Days before he makes his first trip to Africa, President Bush is facing increasing pressure to intervene to end the civil war in Liberia, including sending peace-keeping troops to the West African nation as its neighbors and some key U.S. allies are calling for the United States to do.

President Bush will not be stopping in Liberia on his five-nation trip to Africa next week. But the situation there has now become a front-burner issue as his administration weighs a decision about whether to intervene militarily in one of Africa's most brutal civil wars.

"I think this is the moment of truth for Liberia and for the international community," said John Prendergast, an Africa expert who worked at the White House National Security Council during the Clinton administration.

"The endgame is drawing near," Mr. Prendergast went on to say. "With a judicious introduction of U.S. force and with some very, very adept diplomacy, I think we could actually see a resolution in Liberia over time. Therefore it's time for the U.S. to step up."

"If he goes to Senegal and Nigeria and he says Liberia is not our problem, it's a West Africa problem, this will not go down very well," explained Herman Cohen, who was the top U.S. diplomat for Africa during the first Bush administration.

The last time the United States sent troops to directly intervene in an African conflict was in Somalia in 1992. In the past, it has left the job of peace-keeping in Liberia to a multinational West African force. But that failed to bring lasting peace.

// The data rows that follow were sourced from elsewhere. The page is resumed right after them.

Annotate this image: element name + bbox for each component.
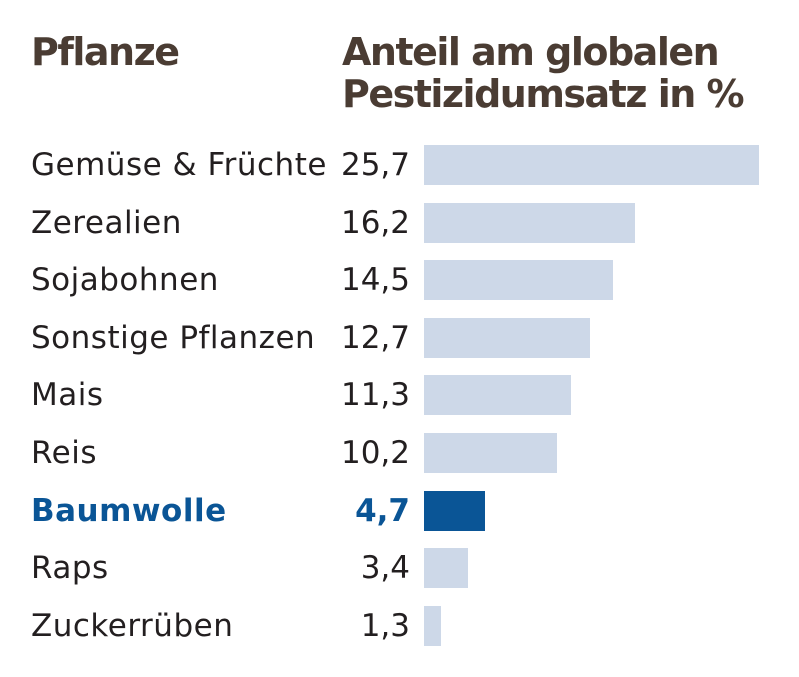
category-label: Zerealien	[31, 205, 182, 241]
value-label: 16,2	[340, 205, 410, 241]
value-label: 25,7	[340, 147, 410, 183]
category-label: Baumwolle	[31, 493, 227, 529]
bar-row: Gemüse & Früchte 25,7	[0, 136, 799, 194]
category-label: Sonstige Pflanzen	[31, 320, 316, 356]
value-label: 14,5	[340, 262, 410, 298]
share-column-header-line2: Pestizidumsatz in %	[342, 72, 745, 116]
bar	[424, 433, 557, 473]
category-label: Sojabohnen	[31, 262, 219, 298]
bar-row: Zerealien 16,2	[0, 194, 799, 252]
bar	[424, 260, 613, 300]
bar	[424, 548, 468, 588]
bar-row: Sonstige Pflanzen 12,7	[0, 309, 799, 367]
bar-row: Reis 10,2	[0, 424, 799, 482]
value-label: 4,7	[355, 493, 410, 529]
bar	[424, 203, 635, 243]
bar	[424, 145, 759, 185]
category-label: Raps	[31, 550, 109, 586]
bar-row: Raps 3,4	[0, 539, 799, 597]
value-label: 3,4	[360, 550, 410, 586]
share-column-header-line1: Anteil am globalen	[342, 30, 720, 74]
bar	[424, 318, 590, 358]
value-label: 10,2	[340, 435, 410, 471]
category-label: Gemüse & Früchte	[31, 147, 327, 183]
bar-row: Sojabohnen 14,5	[0, 251, 799, 309]
category-label: Mais	[31, 377, 104, 413]
share-column-header: Anteil am globalen Pestizidumsatz in %	[342, 30, 745, 116]
bar	[424, 491, 485, 531]
bar-row: Mais 11,3	[0, 366, 799, 424]
value-label: 11,3	[340, 377, 410, 413]
bar	[424, 606, 441, 646]
bar-row: Baumwolle 4,7	[0, 482, 799, 540]
value-label: 12,7	[340, 320, 410, 356]
category-label: Reis	[31, 435, 97, 471]
bar	[424, 375, 571, 415]
category-label: Zuckerrüben	[31, 608, 234, 644]
value-label: 1,3	[360, 608, 410, 644]
crop-column-header: Pflanze	[31, 30, 180, 74]
bar-row: Zuckerrüben 1,3	[0, 597, 799, 655]
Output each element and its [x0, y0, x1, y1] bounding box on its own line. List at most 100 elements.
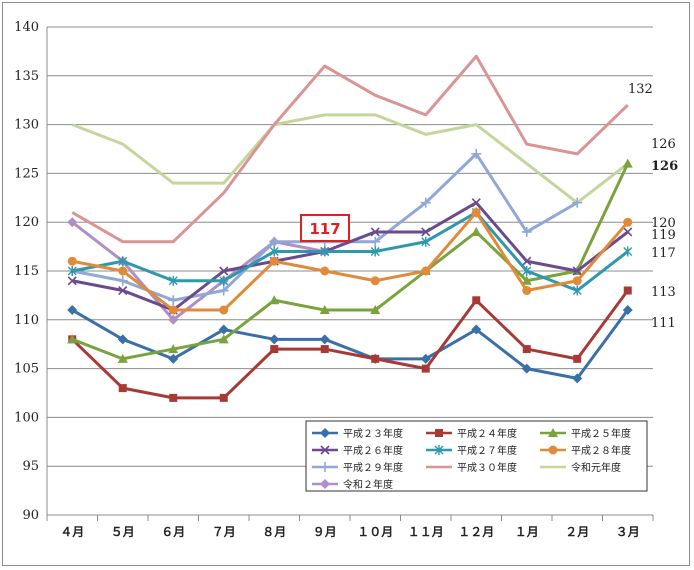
x-tick-label: ９月	[313, 525, 337, 539]
series-5	[67, 207, 633, 296]
data-point	[218, 324, 229, 335]
legend-label: 平成２３年度	[343, 427, 403, 440]
data-point	[572, 266, 582, 276]
data-point	[471, 207, 481, 217]
end-label: 113	[651, 285, 676, 300]
x-tick-label: ４月	[60, 525, 84, 539]
x-tick-label: １２月	[458, 525, 494, 539]
legend-box	[305, 420, 648, 492]
legend-label: 平成２９年度	[343, 461, 403, 474]
y-tick-label: 110	[14, 313, 39, 328]
end-label: 126	[651, 137, 676, 152]
data-point	[370, 236, 381, 247]
data-point	[320, 445, 330, 455]
legend-label: 平成２４年度	[457, 427, 517, 440]
data-point	[168, 275, 178, 286]
legend-entry: 平成２６年度	[312, 444, 403, 457]
data-point	[269, 256, 279, 266]
series-line	[71, 54, 629, 244]
data-point	[169, 393, 178, 402]
data-point	[421, 364, 430, 373]
data-point	[472, 296, 481, 305]
data-point	[435, 429, 443, 437]
data-point	[117, 353, 128, 363]
y-axis-ticks: 90 95 100 105 110 115 120 125 130 135 140	[14, 20, 39, 523]
legend-entry: 平成２５年度	[540, 427, 631, 440]
x-tick-label: ２月	[565, 525, 589, 539]
data-point	[572, 285, 582, 296]
data-point	[622, 158, 633, 168]
y-tick-label: 100	[14, 410, 39, 425]
data-point	[623, 246, 633, 257]
legend-entry: 平成３０年度	[426, 461, 517, 474]
data-point	[471, 226, 482, 236]
legend-entry: 令和元年度	[540, 461, 621, 474]
callout-frame	[300, 214, 350, 242]
data-point	[320, 462, 330, 472]
y-tick-label: 125	[14, 166, 39, 181]
data-point	[548, 428, 558, 437]
data-point	[522, 345, 531, 354]
data-point	[548, 445, 558, 455]
data-point	[320, 428, 330, 438]
data-point	[623, 286, 632, 295]
series-2	[68, 286, 632, 402]
end-label: 117	[651, 246, 676, 261]
data-point	[421, 227, 431, 237]
legend-entry: 平成２７年度	[426, 444, 517, 457]
data-point	[219, 393, 228, 402]
y-tick-label: 105	[14, 362, 39, 377]
data-point	[522, 286, 532, 296]
data-point	[522, 266, 532, 276]
end-label: 132	[628, 82, 653, 97]
data-point	[118, 256, 128, 267]
data-point	[623, 227, 633, 237]
series-1	[67, 305, 633, 384]
data-point	[320, 345, 329, 354]
data-point	[572, 197, 583, 208]
series-3	[67, 158, 633, 363]
data-point	[572, 276, 582, 286]
data-point	[370, 227, 380, 237]
series-line	[71, 308, 629, 380]
data-point	[67, 256, 77, 266]
series-line	[71, 221, 326, 322]
series-line	[71, 289, 629, 400]
end-label: 119	[651, 228, 676, 243]
data-point	[168, 305, 178, 315]
data-point	[118, 384, 127, 393]
line-chart: 90 95 100 105 110 115 120 125 130 135 140 ４月 ５月 ６月 ７月…	[14, 20, 678, 539]
series-line	[71, 210, 629, 293]
legend-entry: 平成２８年度	[540, 444, 631, 457]
data-point	[572, 373, 583, 384]
x-tick-label: ７月	[212, 525, 236, 539]
end-label: 126	[651, 159, 678, 174]
y-tick-label: 90	[22, 508, 39, 523]
legend-label: 平成２６年度	[343, 444, 403, 457]
data-point	[319, 305, 330, 315]
y-tick-label: 130	[14, 118, 39, 133]
data-point	[270, 345, 279, 354]
data-point	[219, 275, 229, 286]
series-line	[71, 163, 630, 361]
x-tick-label: ８月	[262, 525, 286, 539]
data-point	[219, 305, 229, 315]
x-tick-label: ６月	[161, 525, 185, 539]
data-point	[269, 295, 280, 305]
data-point	[117, 334, 128, 345]
x-axis-ticks: ４月 ５月 ６月 ７月 ８月 ９月 １０月 １１月 １２月 １月 ２月 ３月	[60, 525, 640, 539]
legend-label: 平成３０年度	[457, 461, 517, 474]
data-point	[269, 246, 279, 257]
data-point	[573, 354, 582, 363]
data-point	[420, 197, 431, 208]
data-point	[269, 334, 280, 345]
data-point	[168, 295, 179, 306]
end-label: 120	[651, 216, 676, 231]
data-point	[218, 334, 229, 344]
legend-label: 平成２７年度	[457, 444, 517, 457]
x-tick-label: １月	[515, 525, 539, 539]
data-point	[118, 266, 128, 276]
data-point	[320, 266, 330, 276]
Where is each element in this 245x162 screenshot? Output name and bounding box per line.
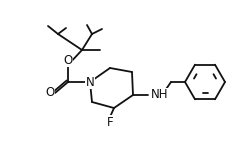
Text: NH: NH [151,88,169,102]
Text: N: N [86,75,94,88]
Text: O: O [45,87,55,99]
Text: O: O [63,53,73,66]
Text: F: F [107,116,113,128]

At the White House Tuesday, Spokesman Ari Fleischer stressed that the administration has yet to decide on a course of action.

"The president is determined to help the people of Liberia to find a path to peace. The exact steps that could be taken are still under review," he said.

West African nations as well as U.N. Secretary-General Kofi Annan are calling for U.S. military intervention for a nation founded by freed American slaves where many look to the United States as a protector. President Bush has called on Liberian President Charles Taylor, now an indicted war crimes suspect, to step down but has not said what he would do if the Liberian leader refuses.

"If the U.S. sends forces in there, they can put Taylor on a plane and take him out of the country," explained Herman Cohen. "I don't think he'd have anything to say about that. It doesn't have to be forcibly. He just has to be invited nicely and I'm sure he'll go."

Diplomats at the United Nations tell The Associated Press the Liberian leader has been offered safe passage to Nigeria but he rejected the offer because it did not include a guarantee that the U.N. backed war crimes tribunal, which issued his indictment, would not seek his arrest.

"I think he can go to a country which will not surrender him," explained Mr. Cohen. "For example, the Ghanaian president said this indictment is complicating things and it's uncalled for. He can go to Ghana or Burkina Faso and I'm sure he'll be safe."

Not so, says David Crane, the chief prosecutor of the U.N. backed war crimes tribunal. "When the inevitable possibly happens, there is still an obligation to turn alive Charles Taylor over to the court so he can be publicly and fairly tried for the crimes for which he's charged," he said.

The Liberian leader has refused to resign unless the indictment against him is lifted, something the chief prosecutor has said cannot happen.